Like any big organizations, the size of an organization limits available opportunities for talents to move up. Because Starbucks is a great brand and has great human capital development programs such as training and nice working environment, Starbucks is generally the number 1 choice for part time work for the undergraduates from good universities in general. Here I am excluding the outliers like Mark Zuckerberg, Bill Gates or the likes who spot opportunities and hit home runs at them.The supply of upward management opportunities for the existing supply of Starbucks talents is constrained by the size of Starbucks growth and the general global economic conditions.

Reason 2:

Different strokes for different folks: many ways to obtain quality education.

A good university education distinguishes itself not by merely providing content knowledge but by bring bright minds together to collaborate on something inspiring or to nurture an expanding knowledge horizon. Gone are the days that people say that they learn a lot by soaking up the content delivered by the lecturers in a good university. This is because university notes and education content can be accessed even for free on the internet via googling it.
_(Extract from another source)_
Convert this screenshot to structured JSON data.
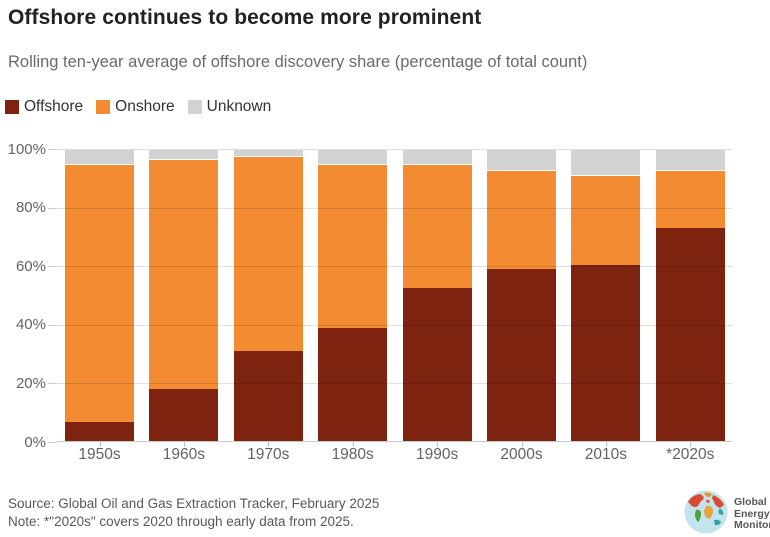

There are many MOOCs (Mobile Open Online Courses) from the top ranking universities based wide discipline genre , EdX (top universities like Harvard, Tokyo University) to the specialised practical based genre like CodecademySkillshare etc. Hence the Arizona State university online education offer only works for people with no or less clue about what the current internet has to offer. Unless the Arizona State university online education offers an university education that is specifically tailor to Starbucks operations and that enables more opportunities for existing Starbucks talents to move into these corporate roles, there is nothing special about the Starbucks university grant program.

Reason 3: It is difficult to assess the economic impact of this program.

Because Starbucks did not take measures to assess the before and after effect of its staff who is receiving this education offer, we will not know whether the staff benefited from investing time to receive this education. Learning a content and not applying it over time render that knowledge obsolete in a world where change is the only constant.

Although the gesture to offer this program to its existing staff seems good, a careful analysis renders a perplex situation into assessing the impact of its original intention. There will be doubts as to whether this is useful for Starbucks staff and Starbucks profitability but I have no doubt that this is a good corporate social responsible act from Starbucks and Howard Schultz.